Wie gestaltet sich die DTM-Saison 2020 in der Corona-Krise? Nach aktuellem Planungsstand würde die Saison vom 10. bis 12. Juli auf dem Norisring beginnen. Trotz des bis Ende August geltenden Verbots von Großveranstaltungen unter anderem in Deutschland ist das Nürnberger Stadtrennen offiziell bislang weder verschoben noch abgesagt worden.

"Es bleibt unser Ziel, das Norisring-Speedweekend durchzuführen, sobald dies unter gesundheitlichen und sicherheitstechnischen Gesichtspunkten möglich und vertretbar ist", heißt es seitens des Veranstalters Motorsport Club Nürnberg. Fakt ist: Sollte das Rennwochenende zum geplanten Termin durchgeführt werden, dann nur unter Ausschluss der Öffentlichkeit.

Für den temporären Kurs am Norisring herrschen spezielle Bedingungen, doch eines gilt für alle DTM-Veranstaltungen: Die Zuschauereinnahmen spielen eine wesentlich größere Rolle als das bei Formel 1 oder MotoGP der Fall ist.

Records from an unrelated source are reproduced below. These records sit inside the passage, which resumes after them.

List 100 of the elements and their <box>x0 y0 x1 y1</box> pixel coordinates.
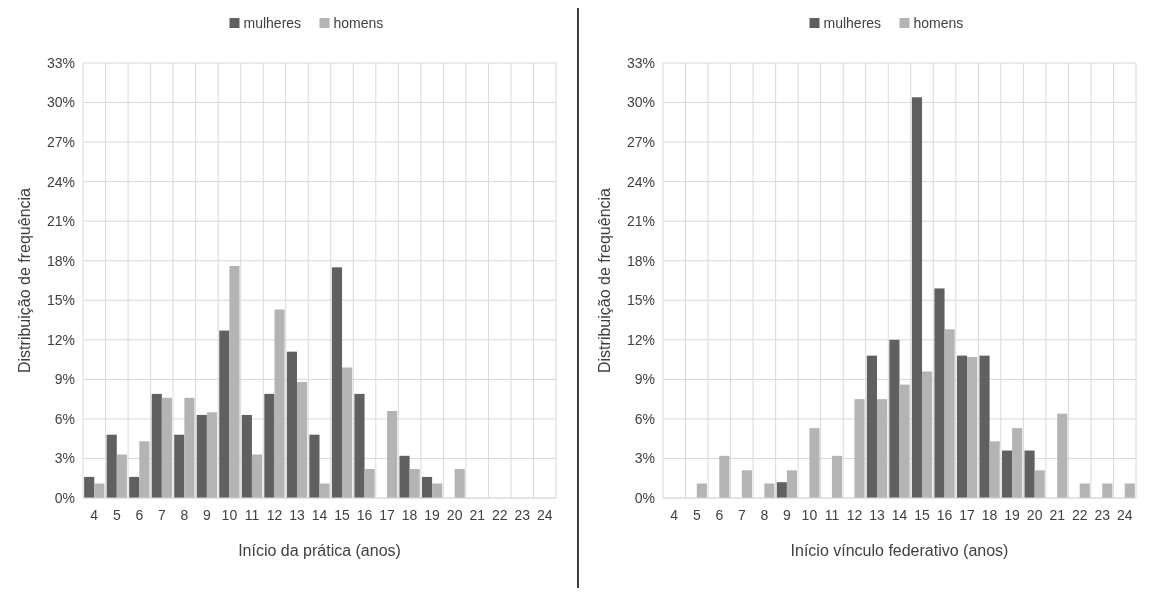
bar <box>866 355 877 498</box>
bar <box>151 393 162 498</box>
legend-label: mulheres <box>243 15 302 31</box>
bar <box>454 469 465 498</box>
y-tick-label: 21% <box>46 213 75 230</box>
bar <box>1012 428 1023 498</box>
y-tick-label: 0% <box>54 489 75 506</box>
x-tick-label: 5 <box>692 507 701 523</box>
x-tick-label: 4 <box>670 507 679 523</box>
bar <box>967 356 978 498</box>
bar <box>286 351 297 498</box>
x-tick-label: 9 <box>202 507 211 523</box>
x-tick-label: 15 <box>914 507 931 523</box>
x-tick-label: 20 <box>446 507 463 523</box>
bar <box>1001 450 1013 498</box>
x-tick-label: 8 <box>180 507 189 523</box>
y-tick-label: 30% <box>46 94 75 111</box>
bar <box>831 455 843 498</box>
x-tick-label: 4 <box>90 507 99 523</box>
y-tick-label: 12% <box>46 331 75 348</box>
bar <box>854 399 865 498</box>
x-tick-label: 16 <box>356 507 373 523</box>
x-tick-label: 23 <box>514 507 531 523</box>
bar <box>786 470 798 498</box>
bar <box>331 267 343 498</box>
y-tick-label: 24% <box>46 173 75 190</box>
bar <box>264 393 275 498</box>
x-tick-label: 22 <box>1071 507 1088 523</box>
x-tick-label: 24 <box>536 507 553 523</box>
x-tick-label: 14 <box>891 507 908 523</box>
x-tick-label: 21 <box>1049 507 1066 523</box>
bar <box>274 309 285 498</box>
x-tick-label: 17 <box>959 507 976 523</box>
bar <box>956 355 968 498</box>
bar <box>296 382 308 498</box>
bar <box>944 329 955 498</box>
x-tick-label: 6 <box>135 507 144 523</box>
bar <box>719 455 730 498</box>
bar <box>129 476 140 498</box>
bar <box>139 441 150 498</box>
x-tick-label: 12 <box>846 507 863 523</box>
y-axis-title: Distribuição de frequência <box>596 187 613 373</box>
bar <box>364 469 375 498</box>
y-tick-label: 18% <box>626 252 655 269</box>
y-tick-label: 33% <box>46 54 75 71</box>
bar <box>741 470 752 498</box>
x-tick-label: 10 <box>221 507 238 523</box>
x-tick-label: 22 <box>491 507 508 523</box>
bar <box>979 355 990 498</box>
x-tick-label: 24 <box>1116 507 1133 523</box>
bar <box>84 476 95 498</box>
bar <box>876 399 888 498</box>
x-tick-label: 5 <box>112 507 121 523</box>
x-axis-title: Início vínculo federativo (anos) <box>790 542 1009 559</box>
legend-label: mulheres <box>823 15 882 31</box>
bar <box>934 288 945 498</box>
x-tick-label: 11 <box>244 507 260 523</box>
legend-label: homens <box>913 15 964 31</box>
y-tick-label: 24% <box>626 173 655 190</box>
y-tick-label: 30% <box>626 94 655 111</box>
bar <box>184 397 195 498</box>
y-tick-label: 21% <box>626 213 655 230</box>
bar <box>911 97 923 498</box>
bar <box>251 454 263 498</box>
x-tick-label: 7 <box>737 507 746 523</box>
x-tick-label: 19 <box>424 507 441 523</box>
x-tick-label: 12 <box>266 507 283 523</box>
bar <box>196 414 207 498</box>
x-tick-label: 9 <box>782 507 791 523</box>
bar <box>354 393 365 498</box>
bar <box>309 434 320 498</box>
x-tick-label: 19 <box>1004 507 1021 523</box>
x-tick-label: 13 <box>289 507 305 523</box>
bar <box>889 339 900 498</box>
x-tick-label: 11 <box>824 507 840 523</box>
y-tick-label: 18% <box>46 252 75 269</box>
bar <box>241 414 252 498</box>
y-tick-label: 6% <box>54 410 75 427</box>
x-tick-label: 6 <box>715 507 724 523</box>
y-axis-title: Distribuição de frequência <box>16 187 33 373</box>
x-tick-label: 10 <box>801 507 818 523</box>
bar <box>116 454 127 498</box>
y-tick-label: 15% <box>46 292 75 309</box>
bar <box>421 476 433 498</box>
y-tick-label: 27% <box>626 133 655 150</box>
bar <box>387 411 398 498</box>
y-tick-label: 0% <box>634 489 655 506</box>
y-tick-label: 3% <box>54 450 75 467</box>
y-tick-label: 33% <box>626 54 655 71</box>
legend-label: homens <box>333 15 384 31</box>
bar <box>776 482 787 498</box>
bar <box>899 384 910 498</box>
bar <box>1024 450 1035 498</box>
x-tick-label: 17 <box>379 507 396 523</box>
x-tick-label: 14 <box>311 507 328 523</box>
x-tick-label: 8 <box>760 507 769 523</box>
x-tick-label: 21 <box>469 507 486 523</box>
x-tick-label: 7 <box>157 507 166 523</box>
x-tick-label: 16 <box>936 507 953 523</box>
bar <box>219 330 230 498</box>
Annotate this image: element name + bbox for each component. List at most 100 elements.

Noch vor der Bekanntgabe des Großveranstaltungsverbots hatte Motorsport-Magazin.com berichtet, dass die DTM-Dachorganisation ITR sogenannte Geisterrennen nach Möglichkeit vermeiden will. Der Grund: Die Ticketverkäufe machen aus wirtschaftlicher Sicht einen bedeutenden Faktor aus, während beispielsweise in der Formel 1 Antrittsgagen und TV-Gelder den Königsanteil des kommerziellen Rechtehalters bilden.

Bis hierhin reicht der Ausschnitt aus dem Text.